5. What do the estimated $u$ and $\mathbf{Q}$ imply about the population dynamics in the 3 subpopulations?
Repeat the fit from Question 4 but assume that the 3 subpopulations covary. Use Q="unconstrained".
1. What does the estimated $\mathbf{Q}$ matrix tell you about how the 3 subpopulation covary?
2. Compare the AICc from the model in Question 4 and the one with Q="unconstrained". Which is more supported?
3. Fit the model with Q="equalvarcov". Is this more supported based on AICc?
Develop the following alternative models for the structure of the inland harbor seal population. For each model assume that the observation errors are identical and independent (R="diagonal and equal"). Assume that the process errors covary with equal variance and covariances (Q="equalvarcov").
- 5 subpopulations with unique $u$.
- 5 subpopulations with shared (equal) $u$.
- 5 subpopulations but with $u$ shared in some regions: SJF+SJI shared, PS+EBays shared, HC unique.
- 1 panmictic population.
- 3 subpopulations, 1=SJF,SJI, 2=PS,EBays, 3=HC, with unique $u$
- 2 subpopulations, 1=SJF,SJI,PS,EBays, 2=HC, with unique $u$
1. Fit each model using MARSS().
2. Prepare a table of each model with a column for the AICc values. And a column for $\Delta AICc$ (AICc minus the lowest AICc in the group). What is the most supported model?
Do diagnostics on the model innovations residuals for the 3 subpopulation model from question 4. Use the following code to get your model residuals. This will put NAs in the model residuals where there is missing data.
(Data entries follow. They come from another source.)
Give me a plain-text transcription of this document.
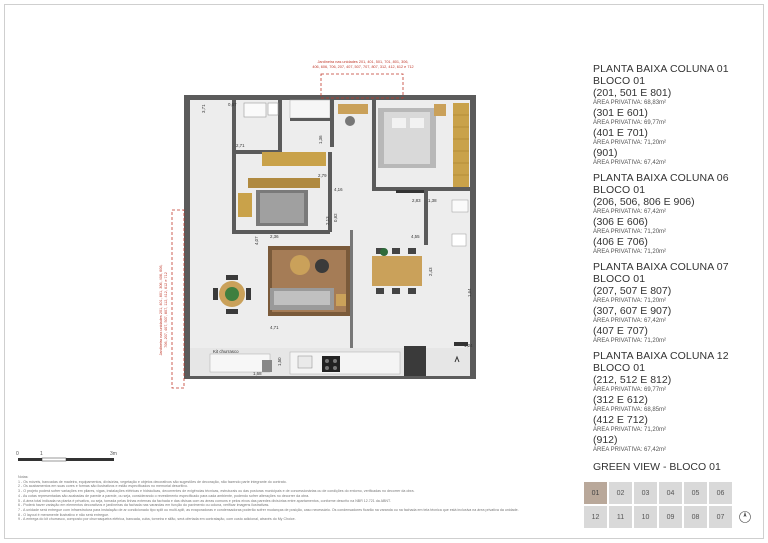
0,67
3,71
1,36
2,71
2,79
4,16
2,83 1,38
2,13 0,82
4,07	2,36	4,55
2,43
1,64
4,71
1,24
1,68
1,50
Kit churrasco
Jardineira nas unidades 201, 401, 501, 701, 801, 306,
406, 606, 706, 207, 407, 507, 707, 807, 312, 412, 612 e 712
Jardineira nas unidades 201, 401, 801, 306, 406, 606, 706, 207, 407, 507, 807, 112, 412, 612 e 712
0	1	3m
PLANTA BAIXA COLUNA 01
BLOCO 01
(201, 501 E 801)
ÁREA PRIVATIVA: 68,83m²
(301 E 601)
ÁREA PRIVATIVA: 69,77m²
(401 E 701)
ÁREA PRIVATIVA: 71,20m²
(901)
ÁREA PRIVATIVA: 67,42m²
PLANTA BAIXA COLUNA 06
BLOCO 01
(206, 506, 806 E 906)
ÁREA PRIVATIVA: 67,42m²
(306 E 606)
ÁREA PRIVATIVA: 71,20m²
(406 E 706)
ÁREA PRIVATIVA: 71,20m²
PLANTA BAIXA COLUNA 07
BLOCO 01
(207, 507 E 807)
ÁREA PRIVATIVA: 71,20m²
(307, 607 E 907)
ÁREA PRIVATIVA: 67,42m²
(407 E 707)
ÁREA PRIVATIVA: 71,20m²
PLANTA BAIXA COLUNA 12
BLOCO 01
(212, 512 E 812)
ÁREA PRIVATIVA: 69,77m²
(312 E 612)
ÁREA PRIVATIVA: 68,85m²
(412 E 712)
ÁREA PRIVATIVA: 71,20m²
(912)
ÁREA PRIVATIVA: 67,42m²
GREEN VIEW - BLOCO 01
01	02	03	04	05	06
12	11	10	09	08	07
Notas:
1 - Os móveis, bancadas de madeira, equipamentos, divisórias, vegetação e objetos decorativos são sugestões de decoração, não fazendo parte integrante do contrato.
2 - Os acabamentos em suas cores e formas são ilustrativos e estão especificados no memorial descritivo.
3 - O projeto poderá sofrer variações em pilares, vigas, instalações elétricas e hidráulicas, decorrentes de exigências técnicas, estruturais ou das posturas municipais e de concessionárias ou de condições do entorno, verificadas no decorrer da obra.
4 - As cotas representadas são acabadas de parede a parede, ou seja, considerando o revestimento especificado para cada ambiente, podendo sofrer alterações no decorrer da obra.
5 - A área total indicada na planta é privativa, ou seja, tomada pelas linhas externas da fachada e das divisas com as áreas comuns e pelos eixos das paredes divisórias entre apartamentos, conforme descrito na NBR 12.721 da ABNT.
6 - Poderá haver variação em elementos decorativos e jardineiras da fachada nas varandas em função do pavimento ou coluna, verificar imagens ilustrativas.
7 - A unidade será entregue com infraestrutura para instalação de ar condicionado tipo split ou multi-split, as evaporadoras e condensadoras poderão sofrer mudanças de posição, caso necessário. Os condensadores ficarão na varanda ou na fachada em tela técnica que está inclusiva na área privativa da unidade.
8 - O layout é meramente ilustrativo e não será entregue.
9 - A entrega do kit churrasco, composto por churrasqueira elétrica, bancada, cuba, torneira e sifão, será ofertada em contratação, com custo adicional, através do My Choice.
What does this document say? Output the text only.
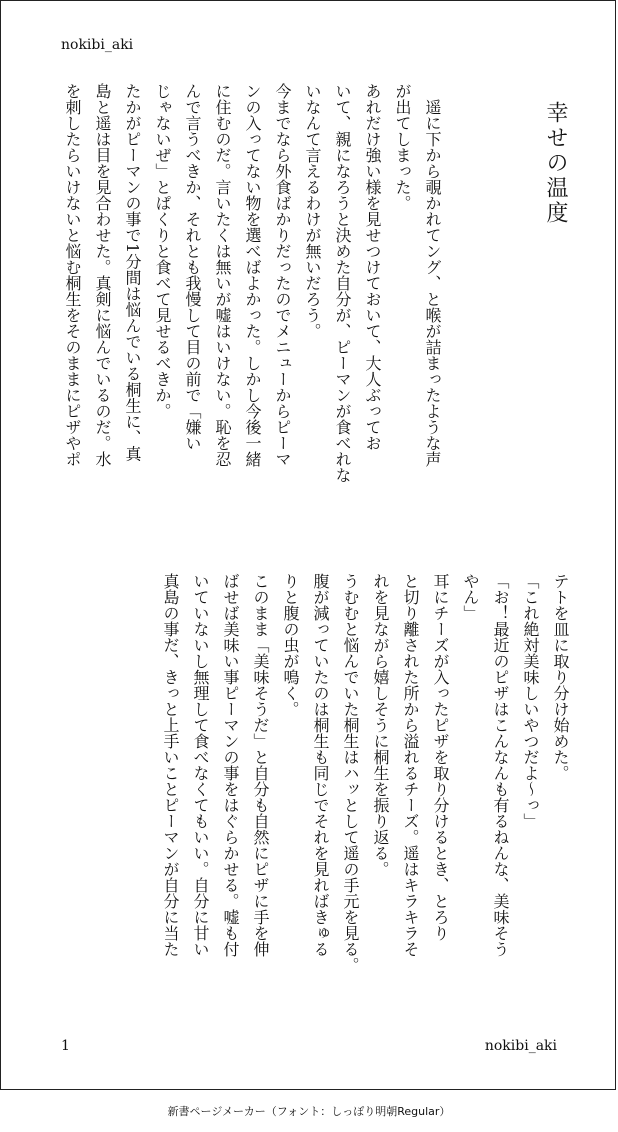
nokibi_aki
幸せの温度

　遥に下から覗かれてング、と喉が詰まったような声

が出てしまった。

あれだけ強い様を見せつけておいて、大人ぶってお

いて、親になろうと決めた自分が、ピーマンが食べれな

いなんて言えるわけが無いだろう。

今までなら外食ばかりだったのでメニューからピーマ

ンの入ってない物を選べばよかった。しかし今後一緒

に住むのだ。言いたくは無いが嘘はいけない。恥を忍

んで言うべきか、それとも我慢して目の前で「嫌い

じゃないぜ」とぱくりと食べて見せるべきか。

たかがピーマンの事で1分間は悩んでいる桐生に、真

島と遥は目を見合わせた。真剣に悩んでいるのだ。水

を刺したらいけないと悩む桐生をそのままにピザやポ

テトを皿に取り分け始めた。

「これ絶対美味しいやつだよ〜っ」

「お！最近のピザはこんなんも有るねんな、美味そう

やん」

耳にチーズが入ったピザを取り分けるとき、とろり

と切り離された所から溢れるチーズ。遥はキラキラそ

れを見ながら嬉しそうに桐生を振り返る。

うむむと悩んでいた桐生はハッとして遥の手元を見る。

腹が減っていたのは桐生も同じでそれを見ればきゅる

りと腹の虫が鳴く。

このまま「美味そうだ」と自分も自然にピザに手を伸

ばせば美味い事ピーマンの事をはぐらかせる。嘘も付

いていないし無理して食べなくてもいい。自分に甘い

真島の事だ、きっと上手いことピーマンが自分に当た

1	nokibi_aki
新書ページメーカー（フォント：しっぽり明朝Regular）
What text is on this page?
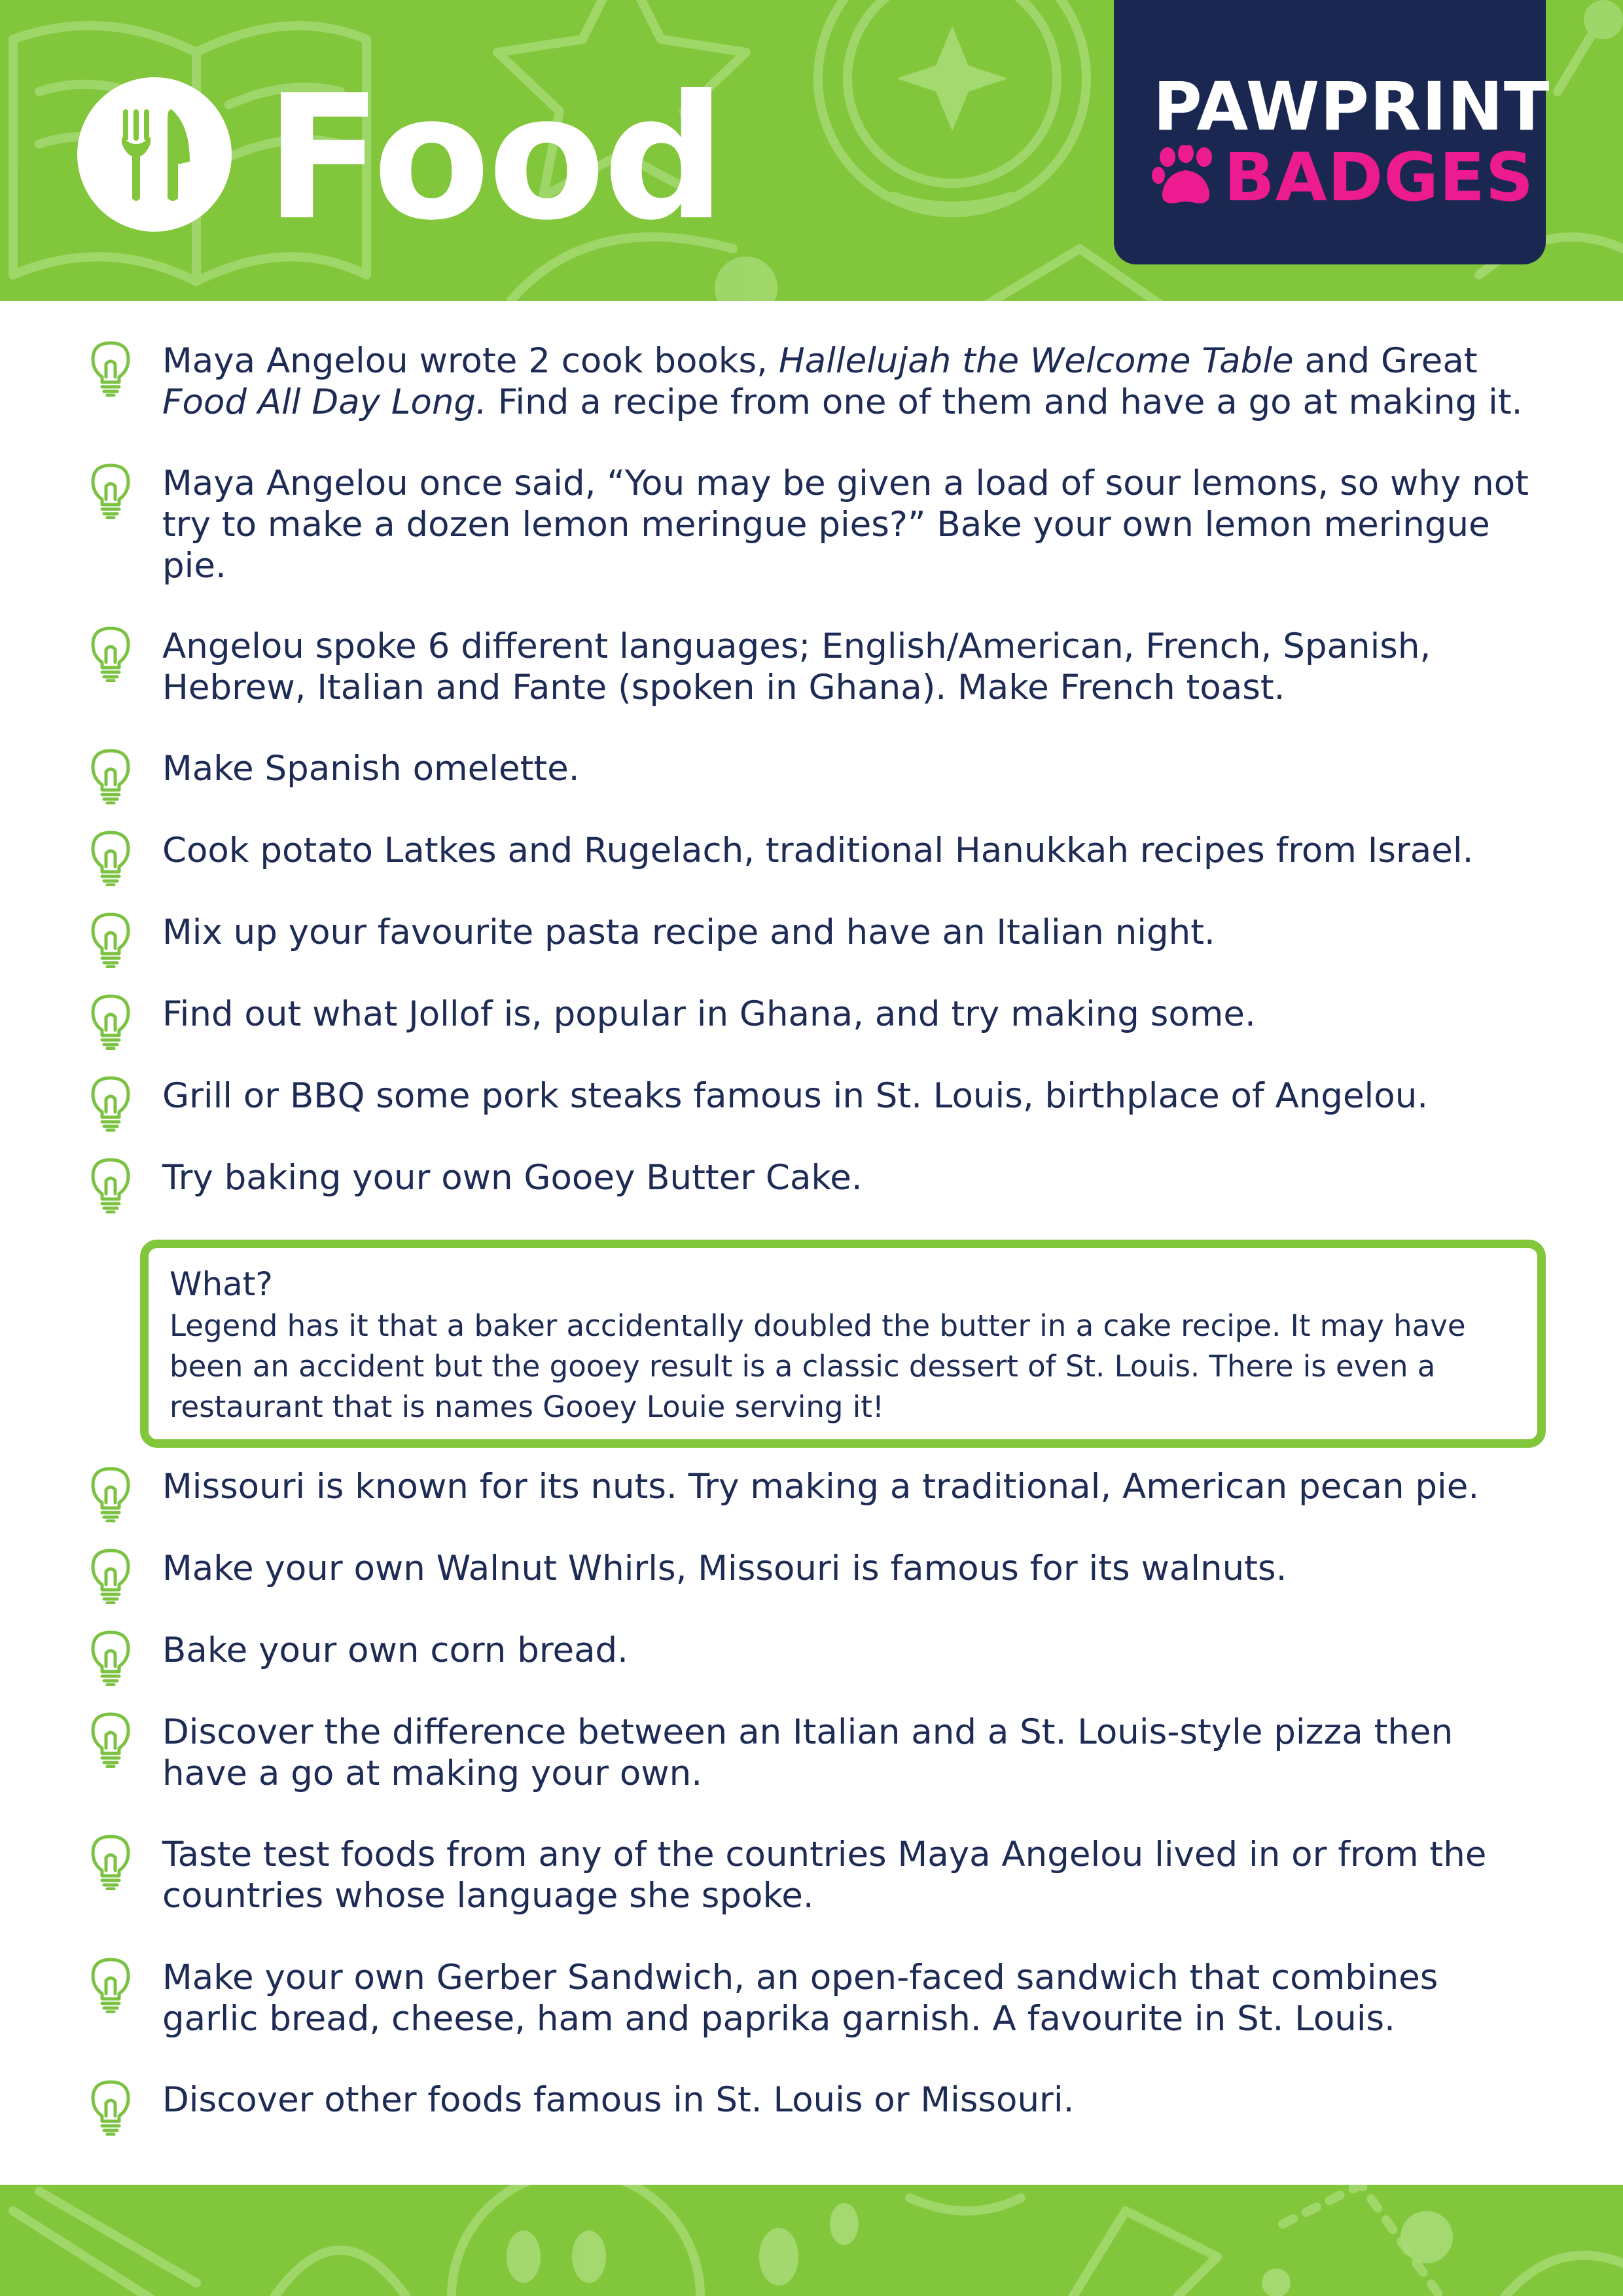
Food	PAWPRINT
BADGES
Maya Angelou wrote 2 cook books, Hallelujah the Welcome Table and Great Food All Day Long. Find a recipe from one of them and have a go at making it.
Maya Angelou once said, “You may be given a load of sour lemons, so why not try to make a dozen lemon meringue pies?” Bake your own lemon meringue pie.
Angelou spoke 6 different languages; English/American, French, Spanish, Hebrew, Italian and Fante (spoken in Ghana). Make French toast.
Make Spanish omelette.
Cook potato Latkes and Rugelach, traditional Hanukkah recipes from Israel.
Mix up your favourite pasta recipe and have an Italian night.
Find out what Jollof is, popular in Ghana, and try making some.
Grill or BBQ some pork steaks famous in St. Louis, birthplace of Angelou.
Try baking your own Gooey Butter Cake.
What?
Legend has it that a baker accidentally doubled the butter in a cake recipe. It may have been an accident but the gooey result is a classic dessert of St. Louis. There is even a restaurant that is names Gooey Louie serving it!
Missouri is known for its nuts. Try making a traditional, American pecan pie.
Make your own Walnut Whirls, Missouri is famous for its walnuts.
Bake your own corn bread.
Discover the difference between an Italian and a St. Louis-style pizza then have a go at making your own.
Taste test foods from any of the countries Maya Angelou lived in or from the countries whose language she spoke.
Make your own Gerber Sandwich, an open-faced sandwich that combines garlic bread, cheese, ham and paprika garnish. A favourite in St. Louis.
Discover other foods famous in St. Louis or Missouri.
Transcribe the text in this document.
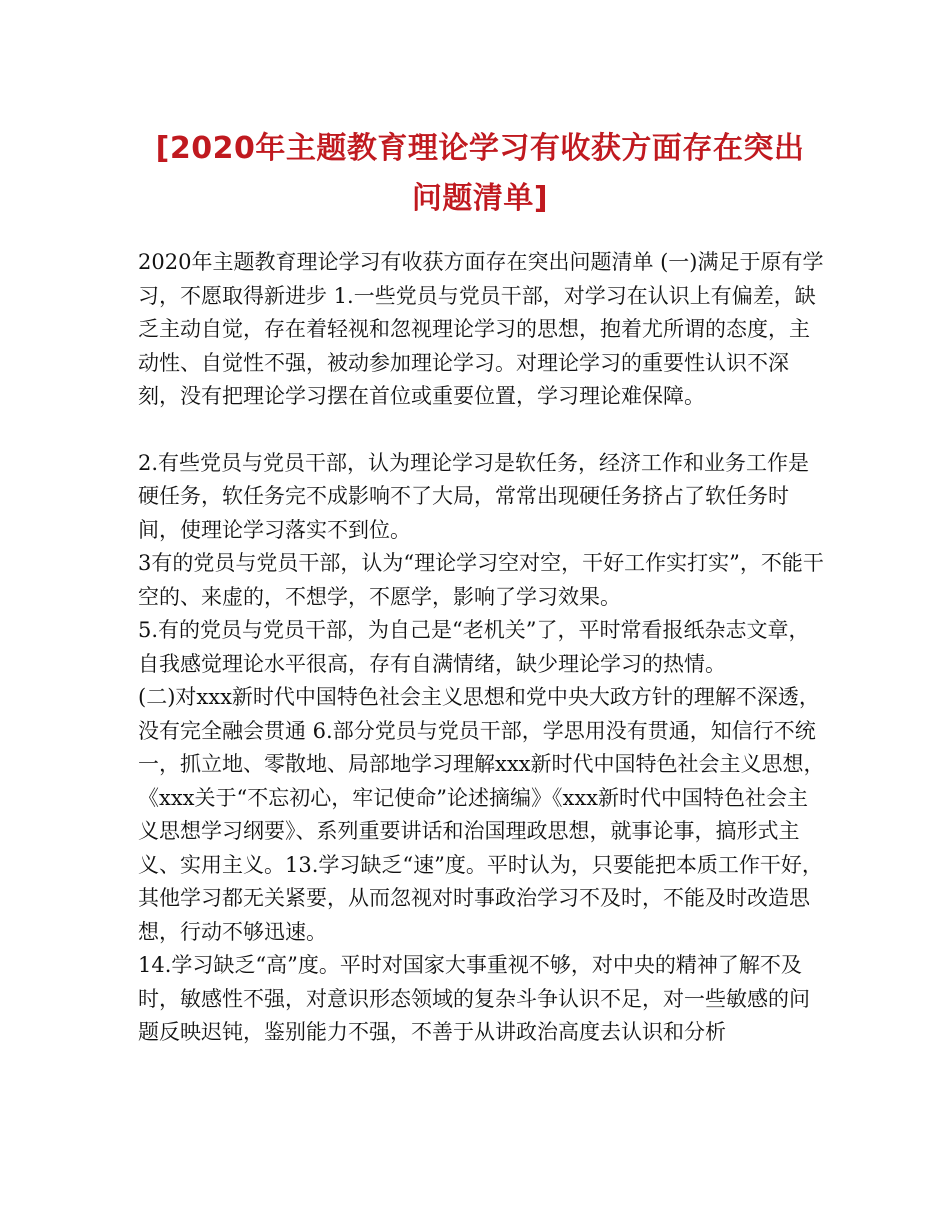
[2020年主题教育理论学习有收获方面存在突出问题清单]

2020年主题教育理论学习有收获方面存在突出问题清单 (一)满足于原有学习，不愿取得新进步 1.一些党员与党员干部，对学习在认识上有偏差，缺乏主动自觉，存在着轻视和忽视理论学习的思想，抱着尤所谓的态度，主动性、自觉性不强，被动参加理论学习。对理论学习的重要性认识不深刻，没有把理论学习摆在首位或重要位置，学习理论难保障。

2.有些党员与党员干部，认为理论学习是软任务，经济工作和业务工作是硬任务，软任务完不成影响不了大局，常常出现硬任务挤占了软任务时间，使理论学习落实不到位。

3有的党员与党员干部，认为“理论学习空对空，干好工作实打实”，不能干空的、来虚的，不想学，不愿学，影响了学习效果。

5.有的党员与党员干部，为自己是“老机关”了，平时常看报纸杂志文章，自我感觉理论水平很高，存有自满情绪，缺少理论学习的热情。

(二)对xxx新时代中国特色社会主义思想和党中央大政方针的理解不深透，没有完全融会贯通 6.部分党员与党员干部，学思用没有贯通，知信行不统一，抓立地、零散地、局部地学习理解xxx新时代中国特色社会主义思想，《xxx关于“不忘初心，牢记使命”论述摘编》《xxx新时代中国特色社会主义思想学习纲要》、系列重要讲话和治国理政思想，就事论事，搞形式主义、实用主义。13.学习缺乏“速”度。平时认为，只要能把本质工作干好，其他学习都无关紧要，从而忽视对时事政治学习不及时，不能及时改造思想，行动不够迅速。

14.学习缺乏“高”度。平时对国家大事重视不够，对中央的精神了解不及时，敏感性不强，对意识形态领域的复杂斗争认识不足，对一些敏感的问题反映迟钝，鉴别能力不强，不善于从讲政治高度去认识和分析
Then do the tests on each row of resids.
```
resids <- MARSSresiduals(fit, type = "tt1")$model.residuals
resids[is.na(dat)] <- NA
```
1. Plot the model residuals.
2. Plot the ACF of the model residuals. Use acf(..., na.action=na.pass).
3. Plot the histogram of the model residuals.
4. Fit an ARIMA() model to your model residuals using forecast::auto.arima(). Are the best fit models what you want? Note, we cannot use the Augmented Dickey-Fuller or KPSS tests when there are missing values in our residuals time series.